A Delaware judge has issued a no-contact order against Kurt Busch mandating the NASCAR driver to stay away from his ex-girlfriend, Patricia Driscoll.

The order, reported by the Associated Press, follows four days of hearings in December and January in which Driscoll accused Busch of slamming her head into a bedroom wall in September. Busch testified that Driscoll is a trained assassin. Busch and his legal team have denied Driscoll's allegations, and Driscoll has denied being an assassin.

Busch's attorney, Rusty Hardin, said in a statement on Monday that he was "deeply disappointed" by the order, which he intends to appeal.

''It is important to note that the Commissioner's ruling is a civil family court matter and totally unconnected to any criminal investigation or finding," Hardin said in the statement. "Regardless of the Commissioner's finding, we know that Kurt never committed an act of family violence."

Truth lurks in bizarre fog of Busch's domestic violence hearings

Driscoll has also filed a criminal complaint with Dover police that is separate from the no-contact order. The Delaware attorney general's office has yet to decide whether to prosecute Busch.

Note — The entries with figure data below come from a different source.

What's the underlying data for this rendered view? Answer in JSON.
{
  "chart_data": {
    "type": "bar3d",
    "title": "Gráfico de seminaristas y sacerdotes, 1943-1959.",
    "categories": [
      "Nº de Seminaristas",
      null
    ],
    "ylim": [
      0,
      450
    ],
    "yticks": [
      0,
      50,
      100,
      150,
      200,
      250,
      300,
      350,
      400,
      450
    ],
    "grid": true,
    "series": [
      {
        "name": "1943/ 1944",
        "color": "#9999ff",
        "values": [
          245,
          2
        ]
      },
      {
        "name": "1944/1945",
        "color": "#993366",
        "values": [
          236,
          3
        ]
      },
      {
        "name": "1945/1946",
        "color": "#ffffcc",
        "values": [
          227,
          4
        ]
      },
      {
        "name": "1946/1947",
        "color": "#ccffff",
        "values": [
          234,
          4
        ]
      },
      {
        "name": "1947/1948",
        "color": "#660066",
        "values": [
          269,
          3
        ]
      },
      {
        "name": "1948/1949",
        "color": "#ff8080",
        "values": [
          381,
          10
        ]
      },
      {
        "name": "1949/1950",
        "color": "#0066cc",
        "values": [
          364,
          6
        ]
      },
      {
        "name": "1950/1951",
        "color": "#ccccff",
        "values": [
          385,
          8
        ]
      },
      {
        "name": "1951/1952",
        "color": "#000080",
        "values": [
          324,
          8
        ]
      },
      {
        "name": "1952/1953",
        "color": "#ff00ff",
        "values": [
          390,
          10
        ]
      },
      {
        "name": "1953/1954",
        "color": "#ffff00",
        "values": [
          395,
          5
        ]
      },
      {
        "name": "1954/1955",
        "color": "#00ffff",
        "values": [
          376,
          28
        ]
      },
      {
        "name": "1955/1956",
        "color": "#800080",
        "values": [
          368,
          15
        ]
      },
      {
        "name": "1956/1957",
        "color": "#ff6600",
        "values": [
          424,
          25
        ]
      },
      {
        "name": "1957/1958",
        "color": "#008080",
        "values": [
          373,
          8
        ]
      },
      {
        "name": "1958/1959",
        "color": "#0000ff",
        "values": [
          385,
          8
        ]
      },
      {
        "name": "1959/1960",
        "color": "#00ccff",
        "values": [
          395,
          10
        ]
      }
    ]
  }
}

The year-long order says Busch must remain away from Driscoll and not communicate with her. He also cannot buy or possess firearms or ammunition, and will face an evaluation for "mental health problems related to anger control and impulse control." Busch must stay 100 yards away from Driscoll, except "at NASCAR races and related events where closer proximity is required."

Driscoll requested the no-contact order in November after she alleged Busch slammed her head three times into a bedroom wall of his motorhome at Dover International Speedway on Sept. 26. Driscoll testified that a series of text messages from Busch led her to believe he might be depressed, prompting her to drive to Dover to visit him from her home in Maryland.

Happily-ever-after ending unlikely in Busch's domestic violence case

In his denial of Driscoll's allegations, Busch said he repeatedly told Driscoll to leave the motorhome after she showed up unannounced a week after he broke off their relationship. Busch said he then cupped Driscoll's cheeks with her hand and told her that she needed to leave.

Busch, 36, also testified that Driscoll previously told him she was a "mercenary who killed people for a living." Busch also said Driscoll had shown him pictures of bodies with gunshot wounds. 

Driscoll discredited Busch's allegation as "ludicrous," saying he took the notion of her being an assassin "straight from a fictional movie script" she had been working on for eight years.

Driscoll, 37, is president of the Armed Forces Foundation, a non-profit supporting active duty military members and veterans from all branches of the U.S. Armed Forces. She has also worked for Frontline Defense Systems, a surveillance system company based in Washington D.C.